‘The Great Lockdown’ to be worst recession since Great Depression

The International Monetary Fund said Tuesday that the novel coronavirus will likely push the global economy into its worst recession since the Great Depression, warning that prospects over a global rebound are highly uncertain.

In its biannual World Economic Outlook, the IMF forecasts the global economy contracting by 3% in 2020 as governments around the world shut down economies to contain the spread of the coronavirus. The forecast is the worst print in the report’s history and is a dramatic downturn from the IMF’s January projection for 3.3% growth, published before the virus took full form.

Among the regions projected to see the hardest hit in 2020: the Euro Area at -7.5%, Mexico at -6.6%, the United Kingdom at -6.5%, and the United States at -5.9%. China is projected to grow by 1.2%, still a noticeable downgrade from its 2019 growth rate of 6.1%.

“Much worse growth outcomes are possible and maybe even likely,” IMF Chief Economist Gita Gopinath said. The IMF cautioned that its forecast faces “extreme uncertainty” because of the difficulty around predicting the pathway of the pandemic and the efficacy of containment measures, among other factors.

A sign explaining that a bookstore will remain closed, due to the outbreak of the coronavirus disease (COVID-19) in the Brooklyn borough of New York City, U.S., March 26, 2020. REUTERS/Stephen Yang

Calling the current crisis the “Great Lockdown,” the IMF emphasized that policymakers need to tailor the health response and economic policies to first contain the virus and then set the stage for a recovery phase. The report said most of the economic disruptions are assumed to be concentrated in the second quarter of 2020 with the exception of China, where most of the shock was absorbed in the first quarter.

Encouraging signs

The IMF said it was encouraged by governments around the world “swiftly adopting a broad range of measures” to ensure that businesses and households can survive the shock. The report pointed to targeted policies like cash transfers, wage subsidies, tax relief, and postponing debt repayments as examples of fiscal policies that would help. Paid sick and family leave were also recommended as ways to support sick and quarantined workers worried about losing their jobs.

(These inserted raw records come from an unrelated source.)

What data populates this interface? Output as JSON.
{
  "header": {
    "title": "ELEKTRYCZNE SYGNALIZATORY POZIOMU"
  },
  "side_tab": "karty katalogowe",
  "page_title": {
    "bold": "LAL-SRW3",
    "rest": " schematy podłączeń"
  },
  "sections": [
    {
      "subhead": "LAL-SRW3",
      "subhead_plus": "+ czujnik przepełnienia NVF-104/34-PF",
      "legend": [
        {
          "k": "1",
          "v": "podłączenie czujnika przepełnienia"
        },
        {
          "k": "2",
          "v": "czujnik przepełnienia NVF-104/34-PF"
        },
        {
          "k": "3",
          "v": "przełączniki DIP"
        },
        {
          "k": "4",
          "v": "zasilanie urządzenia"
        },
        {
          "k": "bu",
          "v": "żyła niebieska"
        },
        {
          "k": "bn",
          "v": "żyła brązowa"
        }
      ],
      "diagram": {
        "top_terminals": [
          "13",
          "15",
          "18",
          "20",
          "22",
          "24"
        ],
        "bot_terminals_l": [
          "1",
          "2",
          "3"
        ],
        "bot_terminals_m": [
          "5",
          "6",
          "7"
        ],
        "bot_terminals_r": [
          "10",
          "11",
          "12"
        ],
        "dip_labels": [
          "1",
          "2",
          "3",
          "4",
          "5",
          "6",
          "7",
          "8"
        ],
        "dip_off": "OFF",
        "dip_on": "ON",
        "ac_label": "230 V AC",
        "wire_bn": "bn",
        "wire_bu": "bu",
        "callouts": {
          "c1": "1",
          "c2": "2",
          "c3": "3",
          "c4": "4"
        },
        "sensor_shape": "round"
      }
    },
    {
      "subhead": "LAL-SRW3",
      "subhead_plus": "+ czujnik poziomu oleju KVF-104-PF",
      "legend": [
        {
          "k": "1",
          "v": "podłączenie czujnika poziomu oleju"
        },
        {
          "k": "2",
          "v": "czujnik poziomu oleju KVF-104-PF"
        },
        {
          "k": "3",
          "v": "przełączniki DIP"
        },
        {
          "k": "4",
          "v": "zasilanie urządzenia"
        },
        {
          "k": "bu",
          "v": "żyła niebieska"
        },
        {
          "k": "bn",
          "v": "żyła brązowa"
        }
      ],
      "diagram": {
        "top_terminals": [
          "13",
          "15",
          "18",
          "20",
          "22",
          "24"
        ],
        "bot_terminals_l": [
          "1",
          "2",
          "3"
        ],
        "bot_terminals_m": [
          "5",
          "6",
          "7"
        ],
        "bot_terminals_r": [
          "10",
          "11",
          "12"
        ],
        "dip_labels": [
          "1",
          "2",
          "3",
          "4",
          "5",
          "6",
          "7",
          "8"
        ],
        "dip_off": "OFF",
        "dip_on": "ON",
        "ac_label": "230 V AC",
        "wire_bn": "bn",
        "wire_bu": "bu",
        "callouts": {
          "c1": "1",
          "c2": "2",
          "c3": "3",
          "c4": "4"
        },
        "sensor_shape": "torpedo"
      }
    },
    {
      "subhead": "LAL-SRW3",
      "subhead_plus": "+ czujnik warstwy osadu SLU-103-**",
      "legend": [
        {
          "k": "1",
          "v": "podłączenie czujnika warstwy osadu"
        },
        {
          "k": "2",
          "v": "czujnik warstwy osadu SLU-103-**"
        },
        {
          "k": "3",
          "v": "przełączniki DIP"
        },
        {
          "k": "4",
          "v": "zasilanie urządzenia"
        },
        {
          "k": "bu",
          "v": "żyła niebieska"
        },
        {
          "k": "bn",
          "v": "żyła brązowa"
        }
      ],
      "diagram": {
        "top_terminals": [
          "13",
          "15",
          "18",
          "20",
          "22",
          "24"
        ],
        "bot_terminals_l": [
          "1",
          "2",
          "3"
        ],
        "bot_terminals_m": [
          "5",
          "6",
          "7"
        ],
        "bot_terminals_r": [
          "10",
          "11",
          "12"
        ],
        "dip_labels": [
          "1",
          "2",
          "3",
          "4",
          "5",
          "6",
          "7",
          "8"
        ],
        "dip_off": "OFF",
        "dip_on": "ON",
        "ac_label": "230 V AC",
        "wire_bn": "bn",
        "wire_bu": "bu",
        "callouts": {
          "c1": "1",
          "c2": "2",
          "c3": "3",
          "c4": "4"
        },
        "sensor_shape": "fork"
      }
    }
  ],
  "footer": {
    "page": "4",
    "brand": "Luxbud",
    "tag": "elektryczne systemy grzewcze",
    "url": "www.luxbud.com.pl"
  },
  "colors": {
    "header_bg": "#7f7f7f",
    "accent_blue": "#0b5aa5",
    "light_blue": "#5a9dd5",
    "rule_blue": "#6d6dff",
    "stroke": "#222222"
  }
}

The IMF also applauded central banks for providing liquidity to avoid systemic stress in the financial system.

More specifically, the IMF pointed to the Federal Reserve’s efforts to provide U.S. dollars to nations around the world, through direct swap lines and temporary repurchase agreement facilities. The IMF also encouraged regulators to encourage banks to allow for loan restructuring as companies mitigate the financial consequences of shutting down.

“The economic landscape will be altered significantly for the duration of the crisis and possibly longer, with greater involvement of government and central banks in the economy,” Gopinath added.

For its part, the IMF has pledged to actively support national-level policy efforts to address the virus, through its own loans and emergency financing. The IMF, in conjunction with the World Bank, has called on G20 leaders to suspend debt payments from the 76 poorest countries. The G20, representing the most advanced nations, has not yet committed to doing so but the group’s finance ministers and central bank governors are scheduled to meet virtually on April 15.

The World Economic Outlook report was released in sync with the IMF’s pre-scheduled spring meetings, which are now taking place online as shelter-in-place measures continue around the world.